Based on a novel by Elizabeth Bowen, the film is set in 1920 in rural Ireland and tells of the genteel decline of a group of Anglo-Irish aristocrats, descendants of wealthy English who settled in Ireland generations ago and now identify as Irish. These aristocrats are caught between the Irish fighting for independence and the English trying to subdue them. The Naylors, Sir Richard (Michael Gambon) and his wife, Lady Myra (Maggie Smith), and their house guests (Lambert Wilson, Jane Birkin and Fiona Shaw) are members of this precariously bi-national society, keeping a British stiff upper lip while guardedly sympathizing with the Irish.
Keeley Hawes is likable enough as Lois, Sir Richard's niece, who has been raised by her aunt and uncle. Lois' rambunctious charms have enraptured a British army captain, Gerald Colthurst (David Tennant), but her tentative affections lie with a childhood friend, Peter Connolly (Gary Lydon), an Irish rebel. Lois helps Peter evade the British army, and he rewards her with surprisingly vicious treatment. It's hinted that Lois withstands Peter's abuse because she loves him, but we never see compelling evidence--Hawes' portrayal suggests, intentionally or not, that Lois' attraction to him stems more from youthful rebellion than genuine emotion.
Similarly, the distaste of Lois' guardians, in particular Lady Myra, toward a potential love match between Lois and bourgeois British soldier Gerald appears to come from old-fashioned moneyed snobbery rather than any Irish loyalty. The people around Lois are in no way tragically oblivious or all that regretful that the end of their easy lifestyle is nigh. The family's casual resignation might be denial, but with John Banville's vague script, it seems as painless to Lois' family as shrugging off a loss at a tennis match, which makes it all the more incongruous that director Deborah Warner depicts the tale with such foreboding. She films nearly every scene with the camera peering furtively at the action, from behind foliage or through a window. This device suggests some prowling menace, stalking the doomed aristocracy, but there's a stronger sense that first-time director Warner wasn't sure where else to point the camera--it's more distracting than ominous.

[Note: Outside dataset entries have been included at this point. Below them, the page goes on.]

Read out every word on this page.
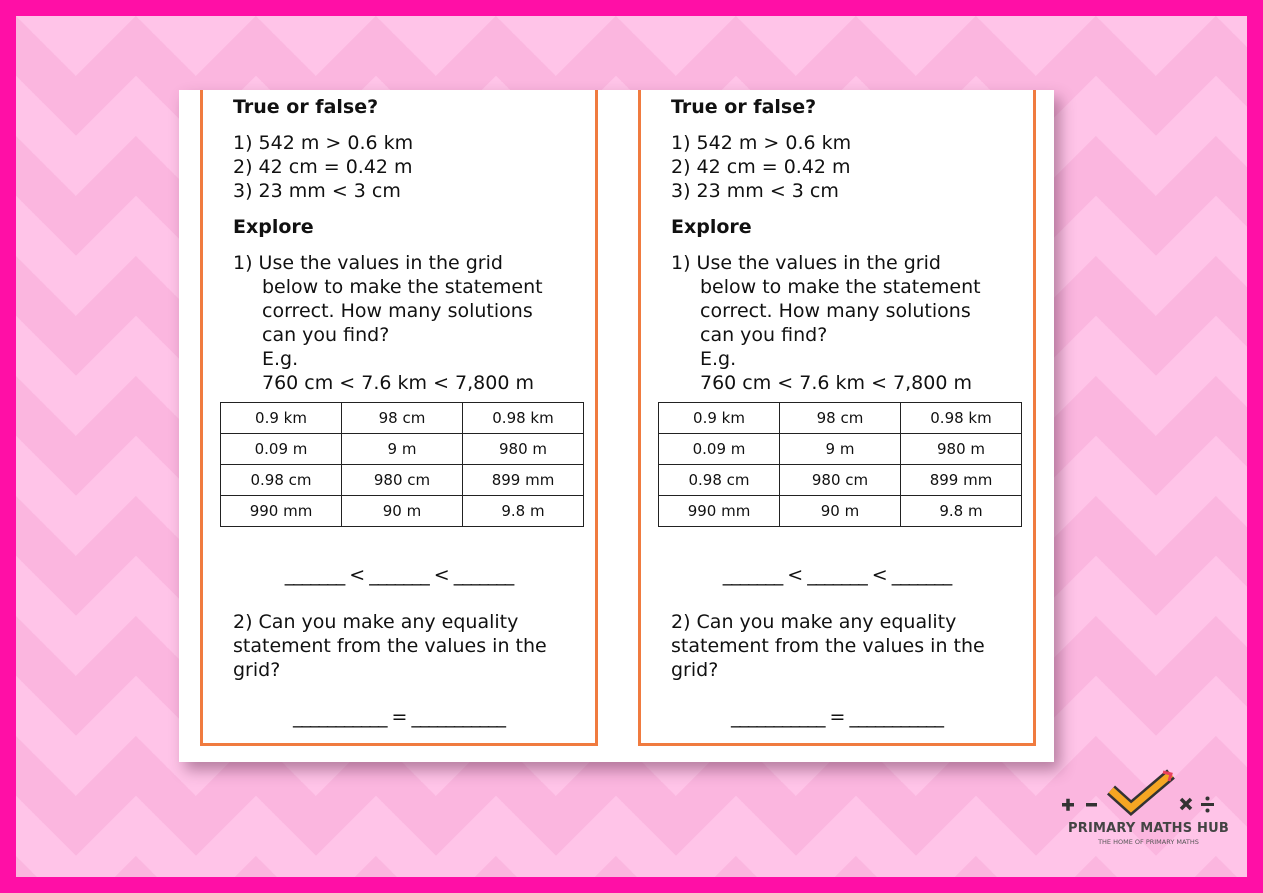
True or false?
1) 542 m > 0.6 km
2) 42 cm = 0.42 m
3) 23 mm < 3 cm
Explore
1) Use the values in the grid
below to make the statement
correct. How many solutions
can you find?
E.g.
760 cm < 7.6 km < 7,800 m
0.9 km	98 cm	0.98 km
0.09 m	9 m	980 m
0.98 cm	980 cm	899 mm
990 mm	90 m	9.8 m
_______ < _______ < _______
2) Can you make any equality
statement from the values in the
grid?
___________ = ___________
True or false?
1) 542 m > 0.6 km
2) 42 cm = 0.42 m
3) 23 mm < 3 cm
Explore
1) Use the values in the grid
below to make the statement
correct. How many solutions
can you find?
E.g.
760 cm < 7.6 km < 7,800 m
0.9 km	98 cm	0.98 km
0.09 m	9 m	980 m
0.98 cm	980 cm	899 mm
990 mm	90 m	9.8 m
_______ < _______ < _______
2) Can you make any equality
statement from the values in the
grid?
___________ = ___________
PRIMARY MATHS HUB
THE HOME OF PRIMARY MATHS
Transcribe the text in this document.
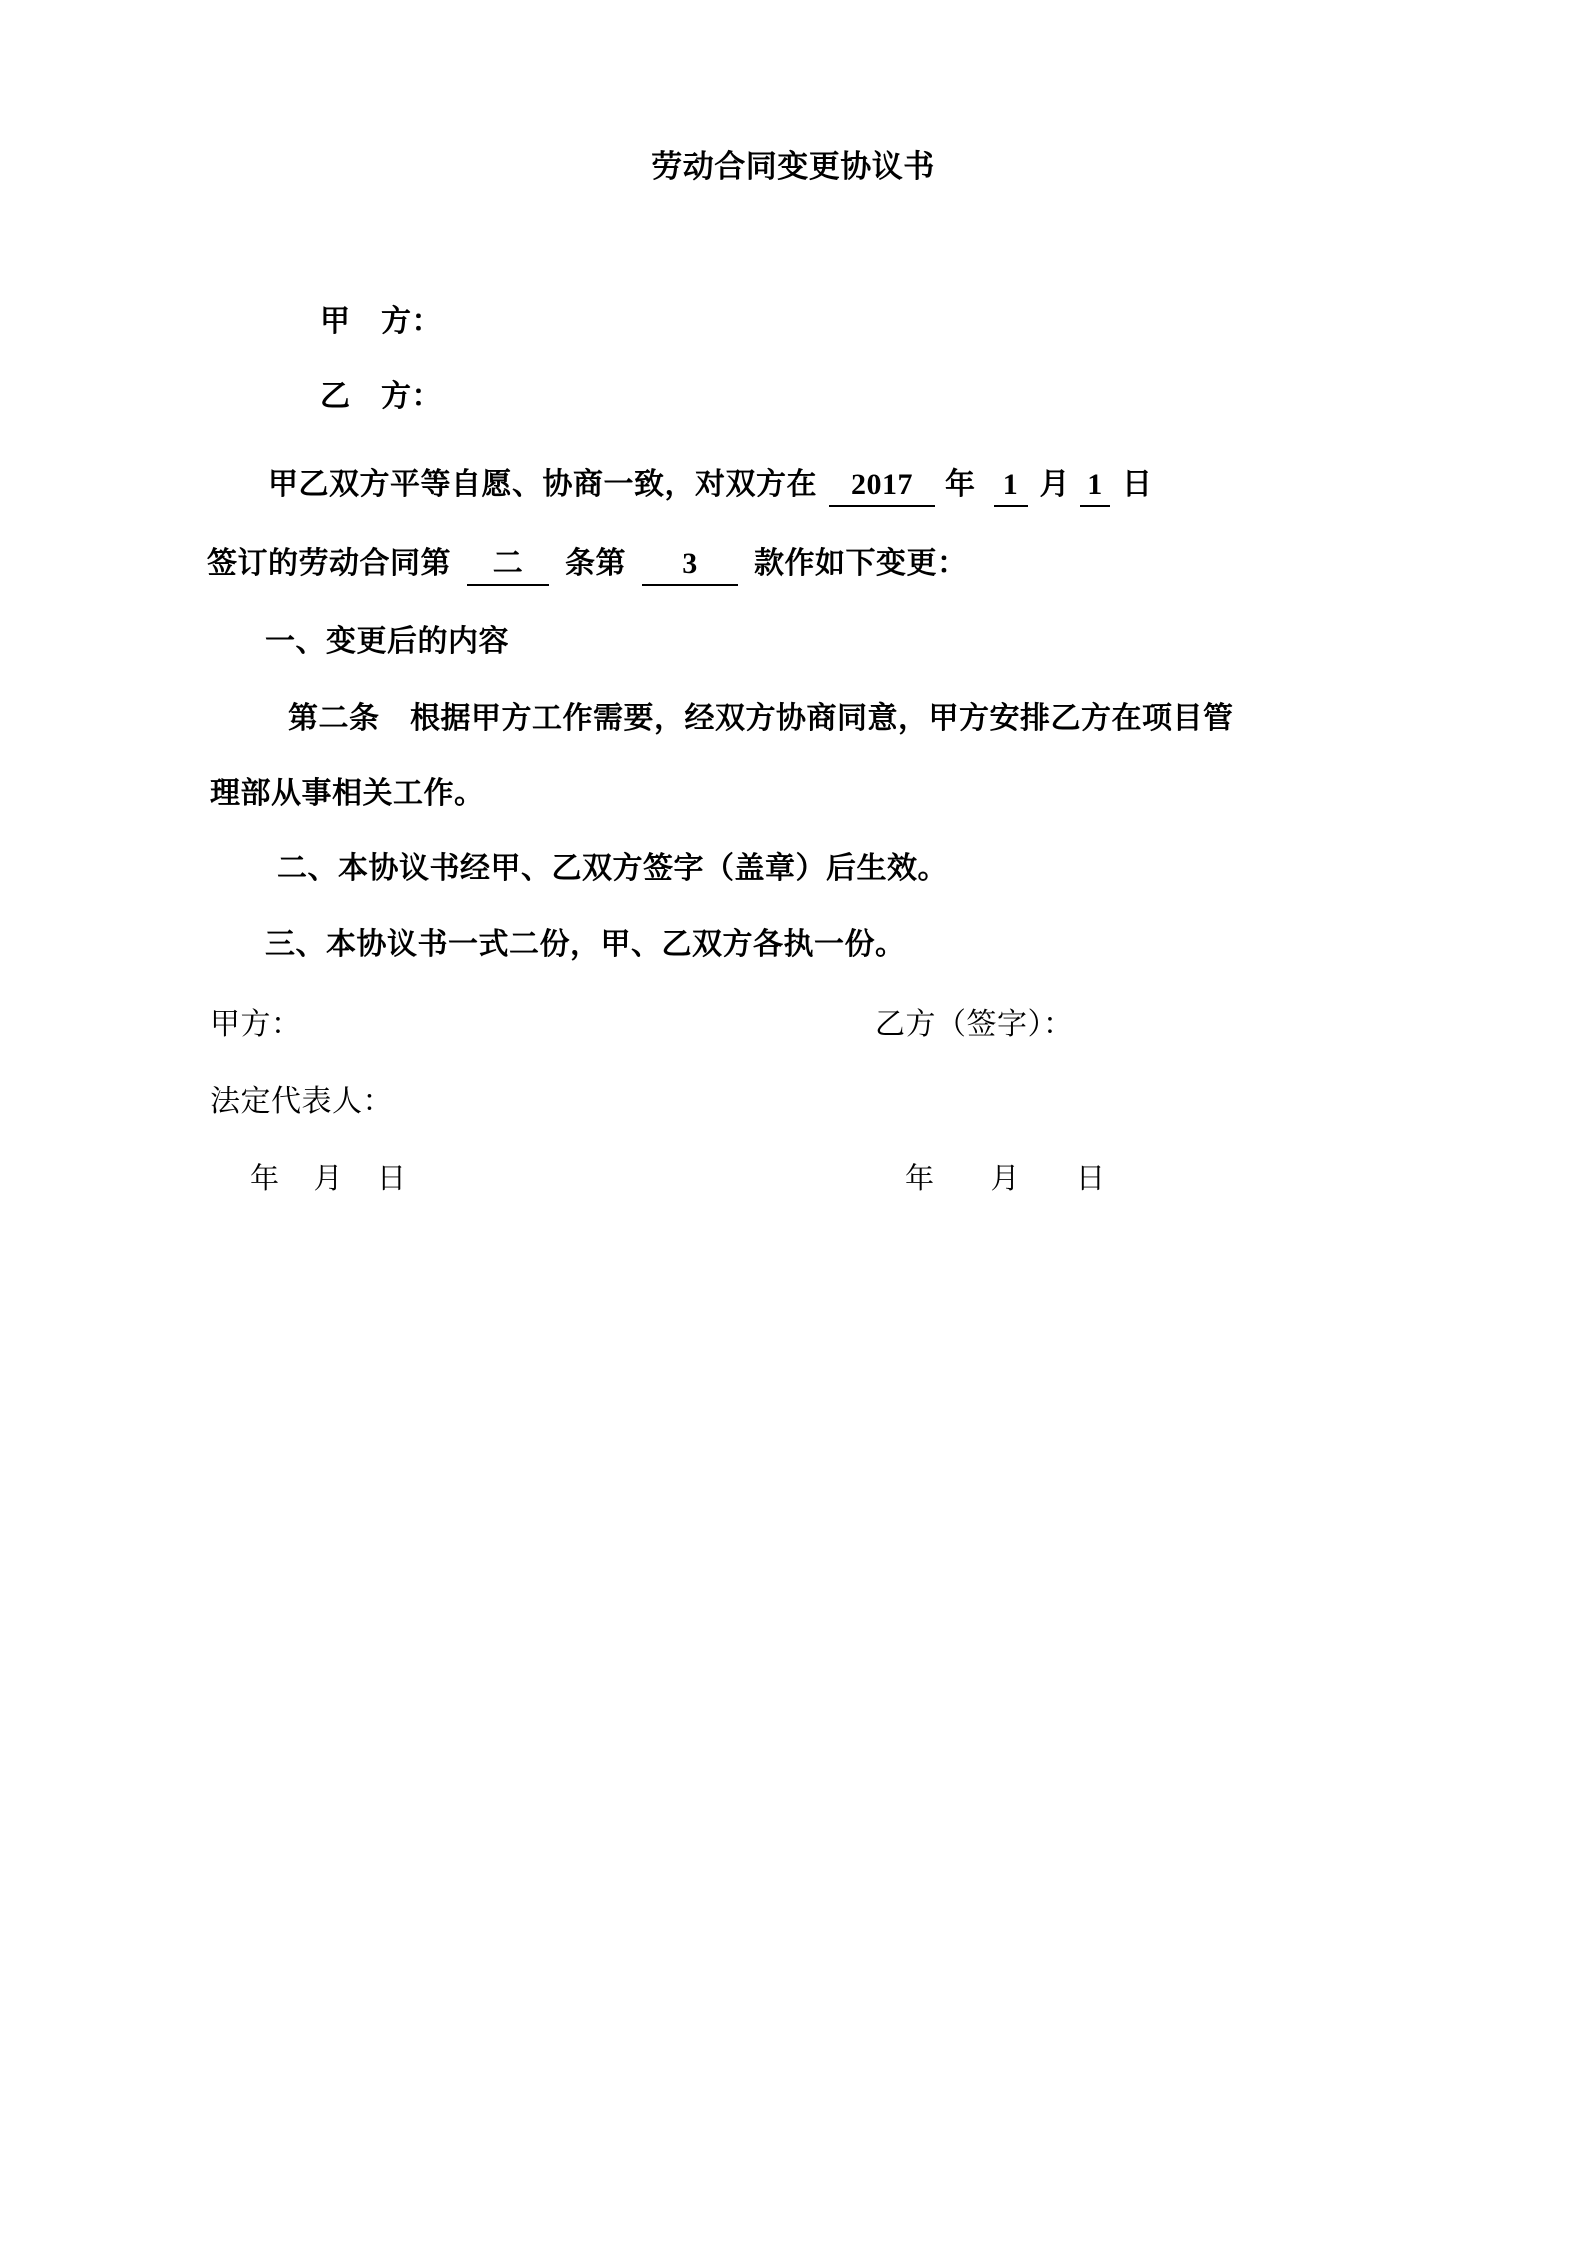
劳动合同变更协议书
甲　方：
乙　方：
甲乙双方平等自愿、协商一致，对双方在 2017 年 1 月 1 日
签订的劳动合同第 二 条第 3 款作如下变更：
一、变更后的内容
第二条　根据甲方工作需要，经双方协商同意，甲方安排乙方在项目管
理部从事相关工作。
二、本协议书经甲、乙双方签字（盖章）后生效。
三、本协议书一式二份，甲、乙双方各执一份。
甲方：	乙方（签字）：
法定代表人：
年 月 日	年 月 日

In one of the film's opening scenes, a single petal falls from a bouquet of fully bloomed roses arranged in a vase, carefully illustrating that the glory days of the Irish-English aristocracy have wilted. But the metaphor is perhaps too apt for this film--generally, the plight of this blithe aristocratic family seems about as dire as the nuisance of flowers withering in the drawing room.